Abstract
The present approach for considering galvanic incompatibilities is simplistic and static. It is simplistic in that the only thing it takes into account is the galvanic potential difference between two adjacent materials. An estimate of the galvanic corrosion severity is usually based on some form of galvanic potential table, as in MIL-STD-889. However, in mixed material assemblies it is the galvanic current that determines the severity of corrosion, not the galvanic potential, and the two are not directly related. The design engineer needs a way to estimate the true corrosion risk based on both the explicit geometry and all the materials in an assembly.
The present approach is static in that it assumes that the condition of an assembly remains constant. However, from the moment that weapons systems are deployed, corrosion protection schemes become compromised over time due to physical and environmental damage. Sacrificial coatings and passivates become depleted, while paint systems become damaged and deteriorate.
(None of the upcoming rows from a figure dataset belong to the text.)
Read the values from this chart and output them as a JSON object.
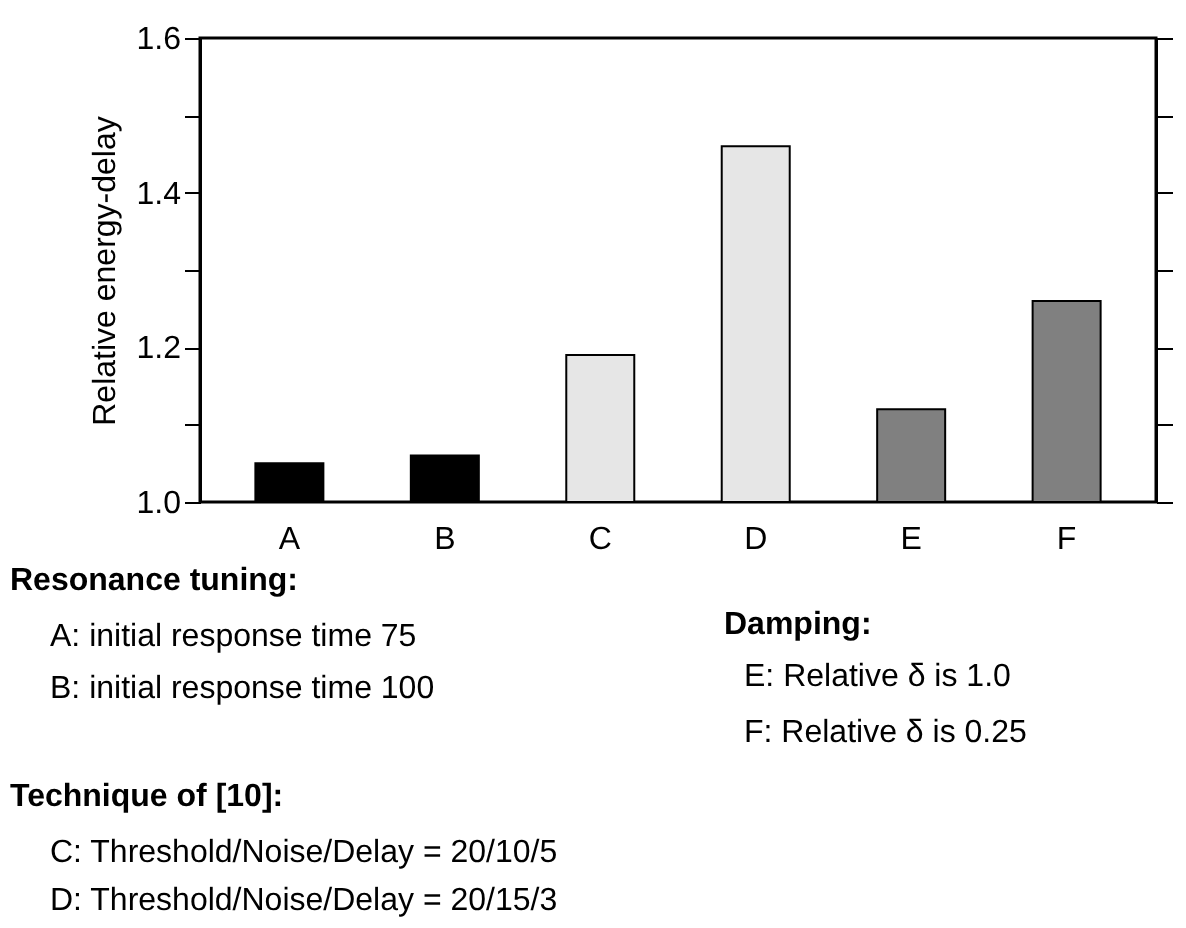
{
  "chart_data": {
    "type": "bar",
    "ylabel": "Relative energy-delay",
    "categories": [
      "A",
      "B",
      "C",
      "D",
      "E",
      "F"
    ],
    "values": [
      1.05,
      1.06,
      1.19,
      1.46,
      1.12,
      1.26
    ],
    "colors": [
      "#000000",
      "#000000",
      "#e6e6e6",
      "#e6e6e6",
      "#808080",
      "#808080"
    ],
    "ylim": [
      1.0,
      1.6
    ],
    "yticks": [
      {
        "value": 1.0,
        "label": "1.0"
      },
      {
        "value": 1.1,
        "label": null
      },
      1.2,
      {
        "value": 1.3,
        "label": null
      },
      1.4,
      {
        "value": 1.5,
        "label": null
      },
      1.6
    ],
    "grid": false,
    "annotations": [
      "Resonance tuning:",
      "A: initial response time 75",
      "B: initial response time 100",
      "Damping:",
      "E: Relative δ is 1.0",
      "F: Relative δ is 0.25",
      "Technique of [10]:",
      "C: Threshold/Noise/Delay = 20/10/5",
      "D: Threshold/Noise/Delay = 20/15/3"
    ]
  }
}
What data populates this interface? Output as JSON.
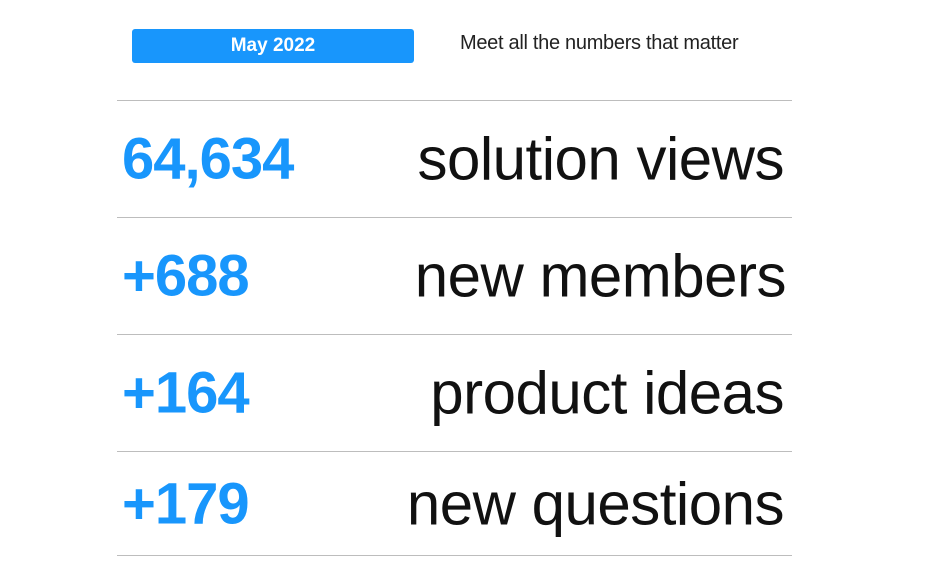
{
  "header": {
    "period": "May 2022",
    "tagline": "Meet all the numbers that matter",
    "accent_color": "#1896fc"
  },
  "stats": [
    {
      "value": "64,634",
      "label": "solution views"
    },
    {
      "value": "+688",
      "label": "new members"
    },
    {
      "value": "+164",
      "label": "product ideas"
    },
    {
      "value": "+179",
      "label": "new questions"
    }
  ]
}
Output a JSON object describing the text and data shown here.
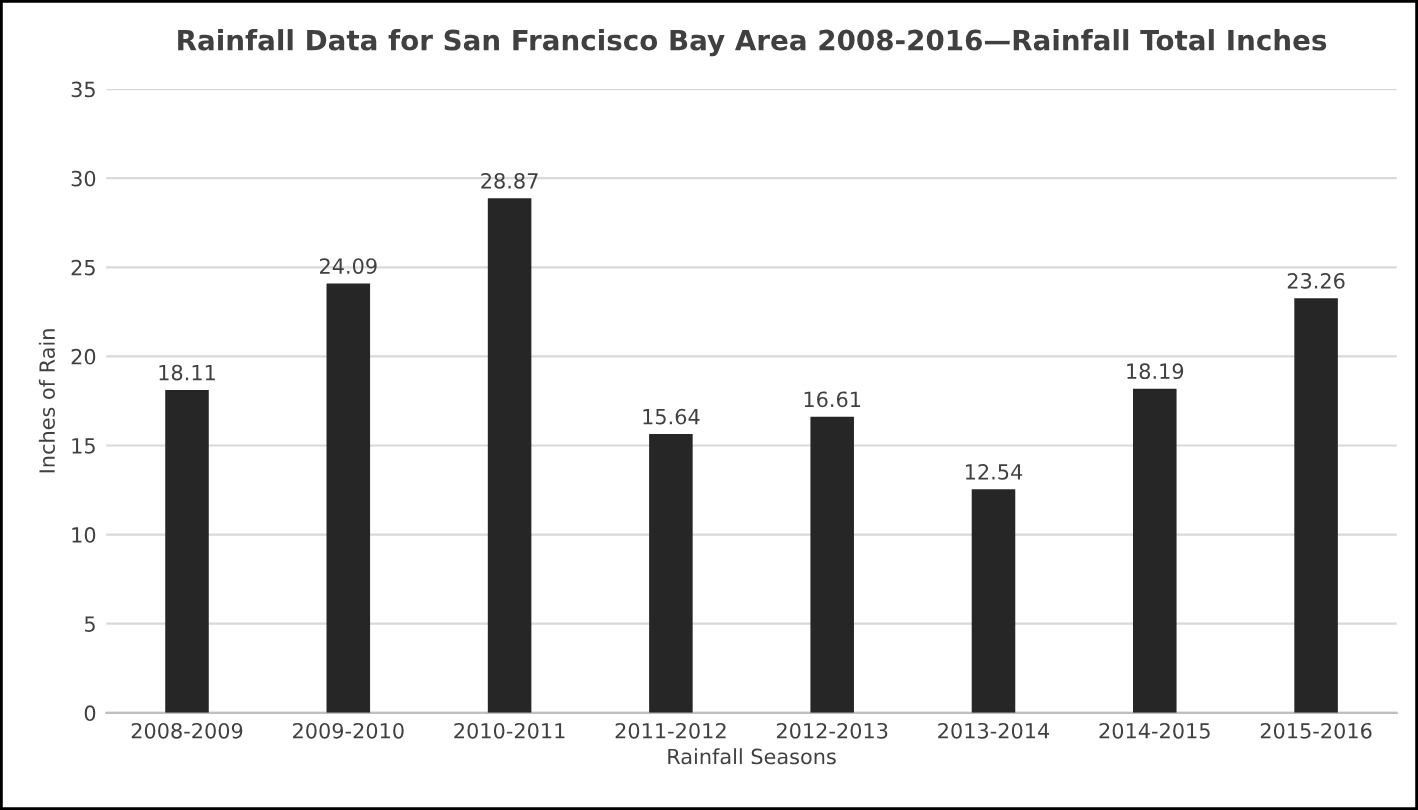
{
  "chart_data": {
    "type": "bar",
    "title": "Rainfall Data for San Francisco Bay Area 2008-2016—Rainfall Total Inches",
    "xlabel": "Rainfall Seasons",
    "ylabel": "Inches of Rain",
    "categories": [
      "2008-2009",
      "2009-2010",
      "2010-2011",
      "2011-2012",
      "2012-2013",
      "2013-2014",
      "2014-2015",
      "2015-2016"
    ],
    "values": [
      18.11,
      24.09,
      28.87,
      15.64,
      16.61,
      12.54,
      18.19,
      23.26
    ],
    "color": "#262626",
    "ylim": [
      0,
      35
    ],
    "yticks": [
      0,
      5,
      10,
      15,
      20,
      25,
      30,
      35
    ],
    "grid": "y",
    "data_labels": true,
    "legend": false
  }
}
It is essential therefore, that the design engineer considers, upfront, not only how the factory-fresh finish system will perform, but the very real impact of environmental degradation and protective finish damage on the integrity of the weapon system over its lifetime.
This paper introduces a development where deterioration is simulated over time, accounting for the consumption of sacrificial metallic coatings. The insight provided by this approach is invaluable, for the first time giving the designer the tools to incorporate protection schemes that are more damage-tolerant, and appropriate for the intended operational environment of the weapons system.